The advantage of TO-247 package is its size, so you can put a larger surface area of thermal interface material between the FET and the heat sink, which means the actual thermal resistance is much lower. Don't forget the total thermal resistance is: RthJunction-Case + Rth Case-heatsink + Rth heatsink. And the part in the middle is really important. TO247 is also built on a thick copper plate, and that helps a lot.

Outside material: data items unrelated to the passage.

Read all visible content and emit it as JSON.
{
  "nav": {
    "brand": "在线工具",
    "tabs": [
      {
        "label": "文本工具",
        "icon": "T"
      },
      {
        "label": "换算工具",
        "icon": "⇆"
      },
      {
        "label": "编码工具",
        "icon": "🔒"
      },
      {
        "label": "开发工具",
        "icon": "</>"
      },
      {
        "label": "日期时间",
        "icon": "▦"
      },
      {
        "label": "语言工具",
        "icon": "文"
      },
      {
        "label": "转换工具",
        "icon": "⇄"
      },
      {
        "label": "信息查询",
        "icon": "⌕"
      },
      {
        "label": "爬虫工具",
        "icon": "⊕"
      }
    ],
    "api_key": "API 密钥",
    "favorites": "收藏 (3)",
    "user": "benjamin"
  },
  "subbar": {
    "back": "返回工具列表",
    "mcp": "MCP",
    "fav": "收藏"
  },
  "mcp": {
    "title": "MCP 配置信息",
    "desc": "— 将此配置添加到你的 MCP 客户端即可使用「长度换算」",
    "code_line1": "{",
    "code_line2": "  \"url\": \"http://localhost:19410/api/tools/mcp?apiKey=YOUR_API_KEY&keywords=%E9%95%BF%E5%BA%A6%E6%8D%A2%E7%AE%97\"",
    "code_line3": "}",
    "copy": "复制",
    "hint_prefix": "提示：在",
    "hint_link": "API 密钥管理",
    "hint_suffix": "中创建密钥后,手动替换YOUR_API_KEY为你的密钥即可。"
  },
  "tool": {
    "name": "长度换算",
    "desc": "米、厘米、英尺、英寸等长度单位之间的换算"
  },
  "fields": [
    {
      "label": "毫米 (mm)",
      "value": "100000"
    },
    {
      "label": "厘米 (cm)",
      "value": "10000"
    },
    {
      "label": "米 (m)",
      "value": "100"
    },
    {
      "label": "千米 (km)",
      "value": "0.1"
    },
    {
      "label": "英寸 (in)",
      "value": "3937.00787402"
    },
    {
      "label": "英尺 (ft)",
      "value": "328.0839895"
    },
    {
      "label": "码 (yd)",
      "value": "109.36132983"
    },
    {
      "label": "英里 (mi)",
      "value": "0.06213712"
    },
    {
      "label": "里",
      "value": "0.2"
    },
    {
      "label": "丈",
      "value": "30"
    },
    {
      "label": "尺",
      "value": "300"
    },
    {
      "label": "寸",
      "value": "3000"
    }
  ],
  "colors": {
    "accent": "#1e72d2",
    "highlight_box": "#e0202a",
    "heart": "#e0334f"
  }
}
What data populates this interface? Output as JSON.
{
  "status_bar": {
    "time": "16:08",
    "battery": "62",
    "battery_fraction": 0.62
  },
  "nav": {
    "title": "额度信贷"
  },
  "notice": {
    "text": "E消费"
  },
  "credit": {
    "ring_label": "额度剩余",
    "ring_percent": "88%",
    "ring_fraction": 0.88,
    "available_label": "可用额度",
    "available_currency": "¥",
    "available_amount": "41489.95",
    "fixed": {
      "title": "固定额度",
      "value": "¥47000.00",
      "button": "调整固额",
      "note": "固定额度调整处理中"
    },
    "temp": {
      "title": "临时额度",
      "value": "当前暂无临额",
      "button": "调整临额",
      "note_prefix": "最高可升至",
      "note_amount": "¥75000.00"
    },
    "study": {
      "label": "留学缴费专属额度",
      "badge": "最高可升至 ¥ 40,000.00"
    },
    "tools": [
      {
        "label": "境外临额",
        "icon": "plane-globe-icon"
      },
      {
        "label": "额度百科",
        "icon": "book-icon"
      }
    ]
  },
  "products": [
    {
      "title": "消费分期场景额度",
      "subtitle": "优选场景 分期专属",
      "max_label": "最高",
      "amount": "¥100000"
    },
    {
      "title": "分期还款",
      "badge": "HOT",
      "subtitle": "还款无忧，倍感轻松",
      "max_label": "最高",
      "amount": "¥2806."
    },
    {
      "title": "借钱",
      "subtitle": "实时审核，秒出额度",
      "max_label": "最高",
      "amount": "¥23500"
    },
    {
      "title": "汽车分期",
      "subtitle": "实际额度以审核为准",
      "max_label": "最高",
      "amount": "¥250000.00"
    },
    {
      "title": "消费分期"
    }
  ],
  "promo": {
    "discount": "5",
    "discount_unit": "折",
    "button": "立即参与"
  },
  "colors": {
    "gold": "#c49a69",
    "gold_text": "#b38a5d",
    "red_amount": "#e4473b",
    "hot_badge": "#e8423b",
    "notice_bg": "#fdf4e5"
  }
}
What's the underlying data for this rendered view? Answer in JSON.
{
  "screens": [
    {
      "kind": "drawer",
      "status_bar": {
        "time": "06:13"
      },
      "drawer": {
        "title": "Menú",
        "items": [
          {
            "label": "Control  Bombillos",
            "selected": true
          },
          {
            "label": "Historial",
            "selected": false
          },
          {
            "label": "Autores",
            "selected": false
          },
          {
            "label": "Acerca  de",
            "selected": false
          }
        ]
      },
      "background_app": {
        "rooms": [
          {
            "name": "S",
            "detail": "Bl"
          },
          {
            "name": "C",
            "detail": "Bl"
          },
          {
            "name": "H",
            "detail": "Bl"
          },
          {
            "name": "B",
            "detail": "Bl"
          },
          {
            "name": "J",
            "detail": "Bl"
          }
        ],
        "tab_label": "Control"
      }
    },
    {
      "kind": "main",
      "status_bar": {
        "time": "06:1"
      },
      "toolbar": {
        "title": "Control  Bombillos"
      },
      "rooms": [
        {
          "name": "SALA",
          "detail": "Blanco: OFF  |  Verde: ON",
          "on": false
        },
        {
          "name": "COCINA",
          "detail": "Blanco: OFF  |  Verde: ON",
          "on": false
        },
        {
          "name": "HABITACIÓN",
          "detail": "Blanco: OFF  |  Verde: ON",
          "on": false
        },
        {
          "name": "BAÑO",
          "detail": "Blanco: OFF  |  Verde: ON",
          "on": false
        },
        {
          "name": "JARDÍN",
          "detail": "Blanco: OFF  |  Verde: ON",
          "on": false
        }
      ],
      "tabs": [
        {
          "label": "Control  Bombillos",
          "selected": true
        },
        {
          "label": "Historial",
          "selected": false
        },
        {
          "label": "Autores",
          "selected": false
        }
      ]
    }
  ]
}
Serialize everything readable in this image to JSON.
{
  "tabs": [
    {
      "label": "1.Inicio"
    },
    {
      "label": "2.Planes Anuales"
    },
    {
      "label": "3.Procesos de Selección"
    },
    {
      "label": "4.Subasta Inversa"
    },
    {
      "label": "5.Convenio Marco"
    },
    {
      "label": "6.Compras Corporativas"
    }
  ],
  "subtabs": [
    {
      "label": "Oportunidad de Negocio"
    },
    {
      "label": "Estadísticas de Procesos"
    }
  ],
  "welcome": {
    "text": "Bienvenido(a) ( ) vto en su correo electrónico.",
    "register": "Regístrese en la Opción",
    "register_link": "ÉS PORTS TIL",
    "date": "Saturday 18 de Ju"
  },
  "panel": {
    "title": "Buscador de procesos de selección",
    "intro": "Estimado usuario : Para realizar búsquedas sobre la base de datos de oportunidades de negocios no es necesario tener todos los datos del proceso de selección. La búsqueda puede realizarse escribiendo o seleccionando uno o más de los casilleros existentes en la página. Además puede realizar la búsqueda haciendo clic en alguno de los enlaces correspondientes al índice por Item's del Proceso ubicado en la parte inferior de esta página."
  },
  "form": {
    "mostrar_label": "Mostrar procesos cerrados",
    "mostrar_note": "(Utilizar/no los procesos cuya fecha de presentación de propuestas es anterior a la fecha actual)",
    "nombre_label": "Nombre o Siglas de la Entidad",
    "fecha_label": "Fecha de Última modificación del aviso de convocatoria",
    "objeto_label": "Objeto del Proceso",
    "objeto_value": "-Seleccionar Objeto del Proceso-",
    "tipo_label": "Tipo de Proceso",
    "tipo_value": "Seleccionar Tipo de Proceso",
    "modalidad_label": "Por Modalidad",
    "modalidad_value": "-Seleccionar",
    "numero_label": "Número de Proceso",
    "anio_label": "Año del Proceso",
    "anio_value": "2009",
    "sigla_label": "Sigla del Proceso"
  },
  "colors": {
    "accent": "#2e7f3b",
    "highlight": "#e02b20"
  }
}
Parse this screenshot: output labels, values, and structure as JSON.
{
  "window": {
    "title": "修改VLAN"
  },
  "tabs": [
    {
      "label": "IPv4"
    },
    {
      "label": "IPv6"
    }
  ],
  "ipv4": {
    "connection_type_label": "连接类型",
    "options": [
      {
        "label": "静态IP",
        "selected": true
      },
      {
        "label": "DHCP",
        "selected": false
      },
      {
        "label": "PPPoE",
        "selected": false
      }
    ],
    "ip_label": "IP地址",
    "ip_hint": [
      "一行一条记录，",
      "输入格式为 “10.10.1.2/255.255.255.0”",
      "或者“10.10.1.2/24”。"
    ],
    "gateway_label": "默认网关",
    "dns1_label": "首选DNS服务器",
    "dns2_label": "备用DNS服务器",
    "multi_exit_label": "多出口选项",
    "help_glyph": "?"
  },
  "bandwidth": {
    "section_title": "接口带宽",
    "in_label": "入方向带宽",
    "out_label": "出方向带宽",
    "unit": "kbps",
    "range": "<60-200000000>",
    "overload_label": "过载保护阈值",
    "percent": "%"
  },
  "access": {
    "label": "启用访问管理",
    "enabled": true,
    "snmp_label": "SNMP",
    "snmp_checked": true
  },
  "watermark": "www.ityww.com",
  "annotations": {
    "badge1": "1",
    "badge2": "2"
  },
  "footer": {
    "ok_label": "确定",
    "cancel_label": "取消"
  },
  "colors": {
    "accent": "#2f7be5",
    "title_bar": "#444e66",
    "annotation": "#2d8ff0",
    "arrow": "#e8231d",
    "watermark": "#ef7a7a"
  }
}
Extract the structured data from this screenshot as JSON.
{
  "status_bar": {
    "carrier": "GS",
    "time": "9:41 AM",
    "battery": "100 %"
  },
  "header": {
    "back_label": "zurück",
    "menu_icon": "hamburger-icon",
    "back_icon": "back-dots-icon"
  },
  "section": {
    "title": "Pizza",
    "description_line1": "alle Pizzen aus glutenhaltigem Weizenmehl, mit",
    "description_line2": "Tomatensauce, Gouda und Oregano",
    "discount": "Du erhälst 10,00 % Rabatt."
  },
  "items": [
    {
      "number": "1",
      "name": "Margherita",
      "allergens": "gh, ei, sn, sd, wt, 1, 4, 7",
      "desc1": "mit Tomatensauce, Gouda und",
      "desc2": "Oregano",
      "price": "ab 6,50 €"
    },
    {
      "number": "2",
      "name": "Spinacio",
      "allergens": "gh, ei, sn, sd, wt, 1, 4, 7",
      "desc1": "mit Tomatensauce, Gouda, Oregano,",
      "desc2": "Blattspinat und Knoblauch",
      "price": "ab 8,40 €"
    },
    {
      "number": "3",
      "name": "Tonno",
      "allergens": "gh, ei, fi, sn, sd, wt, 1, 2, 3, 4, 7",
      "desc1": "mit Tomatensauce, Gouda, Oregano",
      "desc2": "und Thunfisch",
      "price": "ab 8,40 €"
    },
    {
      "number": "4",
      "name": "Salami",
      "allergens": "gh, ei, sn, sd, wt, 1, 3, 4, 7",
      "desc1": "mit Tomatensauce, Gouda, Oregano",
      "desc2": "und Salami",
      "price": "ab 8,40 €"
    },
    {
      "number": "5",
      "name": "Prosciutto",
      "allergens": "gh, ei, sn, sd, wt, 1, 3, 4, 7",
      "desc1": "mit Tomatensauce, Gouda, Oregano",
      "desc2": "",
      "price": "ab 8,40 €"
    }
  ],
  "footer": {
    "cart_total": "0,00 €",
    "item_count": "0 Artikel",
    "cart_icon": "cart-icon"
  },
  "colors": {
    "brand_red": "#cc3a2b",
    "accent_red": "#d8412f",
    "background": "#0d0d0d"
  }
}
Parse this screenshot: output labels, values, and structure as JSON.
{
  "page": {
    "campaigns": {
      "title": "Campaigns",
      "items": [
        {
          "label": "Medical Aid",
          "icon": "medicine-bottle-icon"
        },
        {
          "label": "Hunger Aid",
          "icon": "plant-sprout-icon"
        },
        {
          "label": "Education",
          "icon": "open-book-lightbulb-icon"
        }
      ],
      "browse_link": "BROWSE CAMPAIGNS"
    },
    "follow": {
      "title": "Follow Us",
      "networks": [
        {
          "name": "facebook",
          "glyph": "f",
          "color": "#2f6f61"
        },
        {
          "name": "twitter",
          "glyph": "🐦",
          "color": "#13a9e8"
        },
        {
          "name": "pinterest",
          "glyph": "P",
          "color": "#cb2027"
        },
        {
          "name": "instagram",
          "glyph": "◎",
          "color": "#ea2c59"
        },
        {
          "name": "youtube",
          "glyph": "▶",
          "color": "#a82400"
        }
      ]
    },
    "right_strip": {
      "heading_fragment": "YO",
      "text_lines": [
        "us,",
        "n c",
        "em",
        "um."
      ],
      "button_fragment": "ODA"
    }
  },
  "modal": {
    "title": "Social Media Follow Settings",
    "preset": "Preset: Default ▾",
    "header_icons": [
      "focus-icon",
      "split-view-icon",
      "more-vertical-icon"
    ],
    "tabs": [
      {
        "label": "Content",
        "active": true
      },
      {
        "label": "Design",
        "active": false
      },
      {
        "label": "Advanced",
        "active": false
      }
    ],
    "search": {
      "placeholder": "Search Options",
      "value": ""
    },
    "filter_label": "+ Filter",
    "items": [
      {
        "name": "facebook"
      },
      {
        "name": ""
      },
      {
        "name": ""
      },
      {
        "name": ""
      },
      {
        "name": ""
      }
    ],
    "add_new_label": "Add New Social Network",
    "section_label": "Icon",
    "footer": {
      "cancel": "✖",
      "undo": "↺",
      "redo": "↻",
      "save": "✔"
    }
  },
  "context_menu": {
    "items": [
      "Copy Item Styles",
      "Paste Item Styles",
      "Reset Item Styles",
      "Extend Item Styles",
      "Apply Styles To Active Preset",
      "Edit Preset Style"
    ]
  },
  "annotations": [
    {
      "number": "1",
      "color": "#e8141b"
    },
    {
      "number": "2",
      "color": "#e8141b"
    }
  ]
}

Now, since these FETs come out of the box with mismatched threshold voltage, and the hotter one will hog all the current anyway... and tempco also depends on current... it is much simpler to use one opamp and one resistor per MOSFET. Dual opamps won't break the bank over single opamps, and the matching and current sharing issue is solved. Or you can do it like the audiophiles, buy a tube of 25 and match them and then be happy about it... but if you match them at low Id that doesn't work because each FET has a slightly different tempco, so you have to measure Vgs at the current you're interested in, but then they get hot, so Vgs is all over the place, which means the result is meaningless and they end up not matched at all anyway. At this point, adding 20 cents worth of opamp per FET, plus the resistor you were going to have anyway, seems a lot more reasonable.
If you use low value resistors, do not use inductive wirewound ones.
You will probably need a small compensation cap between the output of the opamp and the input, too, because the FET is a capacitive load, and that can make the opamp unstable. From Linear appnote 105:

Make sure you test for stability at low Vds, that's where FET capacitance is the highest.
Add a temperature sensor to your heatsink, because the fan will fail one day.
If each 3 MOSFETs be next to each other and on one heatsink, is current sharing balanced?
Hell no!
If MOSFETs have TO-220 package (IRF540), how much power can I pull from 6 of them? (each 20W?)
Get TO-247 package. And the answer to that depends on the Rth curve of the heat sink versus air flow, how much airflow the fan generates, what thermal interface material you use (Keratherm Red or just grease are best, high thermal resistance silpads are worst) so you'll have to do the math. Since the heatsink looks flimsy, a temperature sensor is a good investment.